Want a Higher Performing Team? Act Like a Talent Agent

We all know how important it is to develop your people. Many companies place a premium on how effective you are in helping your people grow and may base part of your bonus on it.

But, what if your entire salary depended on your team's success? You would probably take a more proactive approach, similar to that of a talent agent.

Talent agents are always looking to promote their people. They know what their clients' special talents are and look for projects that will leverage those skills. They actively look for ways to develop their clients' careers because they have a vested interest in their success. It's pretty straightforward -- the client's success is the agent's success.

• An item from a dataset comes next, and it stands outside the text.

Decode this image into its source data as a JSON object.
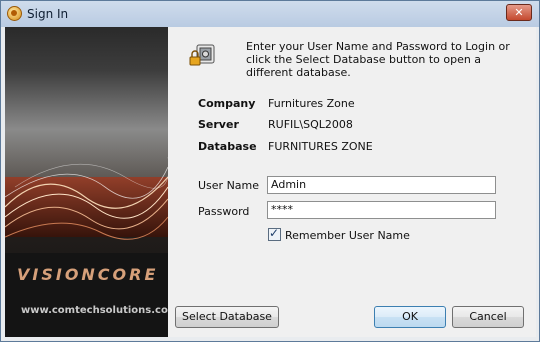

What if you applied the same philosophy to developing your team? What if you became a talent agent for each member of your team? You can, and here are some ways to put it into action:

Create a Brag File -- Keep a running file on each person's success. Agents are always ready in a moment's notice to speak to the successful track record of their clients. Not only will a brag file help you prepare during review time, it will also keep each person's accomplishments top of mind. If your boss asks about someone on your team, you can immediately rattle off an impressive list of achievements. That lets your boss know that you're plugged in to what each team member is doing, and also gives an endorsement to that person.

Grow Their Connections -- Agents have clients attend functions to meet key people in the industry. One way this can translate into your role as a talent manager is to encourage people on your team to build their own network -- internally and externally. In addition to having them work cross functional projects, some companies like Intuit allow their employees to attend most meetings within the company regardless of whether it involves their area. It gives them a chance to meet new people and expand their knowledge base to other areas of the company. To grow their network externally, have them take your place at conferences and events. The more people they meet, the more resources they'll have to get things done.

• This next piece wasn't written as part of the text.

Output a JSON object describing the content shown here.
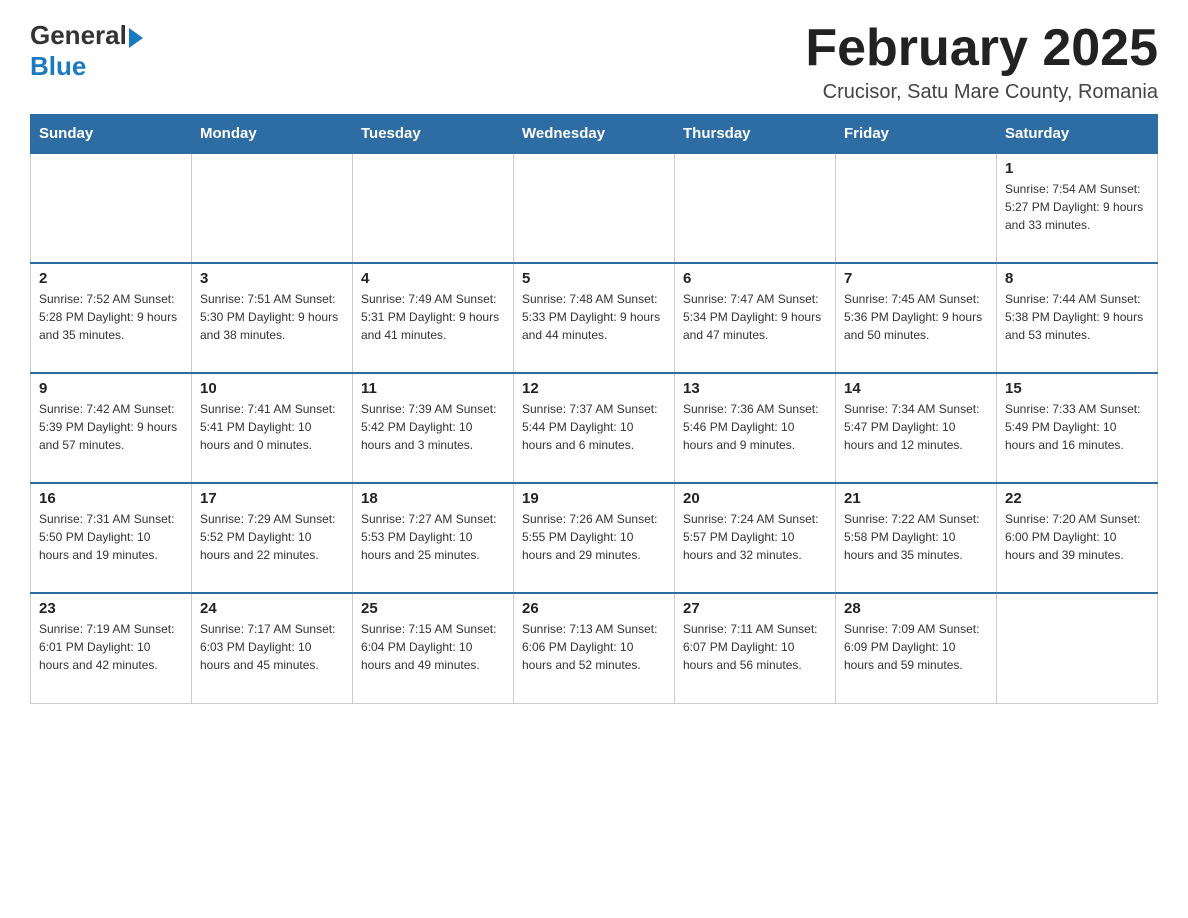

Promote Them to Your Boss's Boss -- Talent agents work the system many rungs up the ladder. It's great if your boss knows about people on your team but they may not take the next step and tell their boss how great these individuals are. There are multiple benefits to this: it gives you an easy talking point two levels up; it helps your boss's boss be better informed about people who they may not have regular exposure to; it positions you as a leader because you're focused on your team and it helps raise the profiles of the individuals you discuss with senior management.

Play To Their Strengths -- Sports has long recognized the need to play to an individual's strengths. In baseball the pitcher doesn't spend spring training trying to learn how to be a better batter. They focus on what they do best -- pitch. In the same way, utilize the strengths of each person on your team. Know what they do best and look for ways to capitalize on it.

Give Them Something New -- As a talent agent you're always looking for projects that might be exciting for your client and which could also represent a growth opportunity. As a good manager, you always want to be exploring new avenues for your people. Companies benefit when an individual brings a fresh perspective to something. In addition, your team member will be invigorated by a new challenge.

There has never been a better time to learn from what has been incredibly successful in Hollywood -- consistently develop and promote your talent. This will help their career grow and yours as well.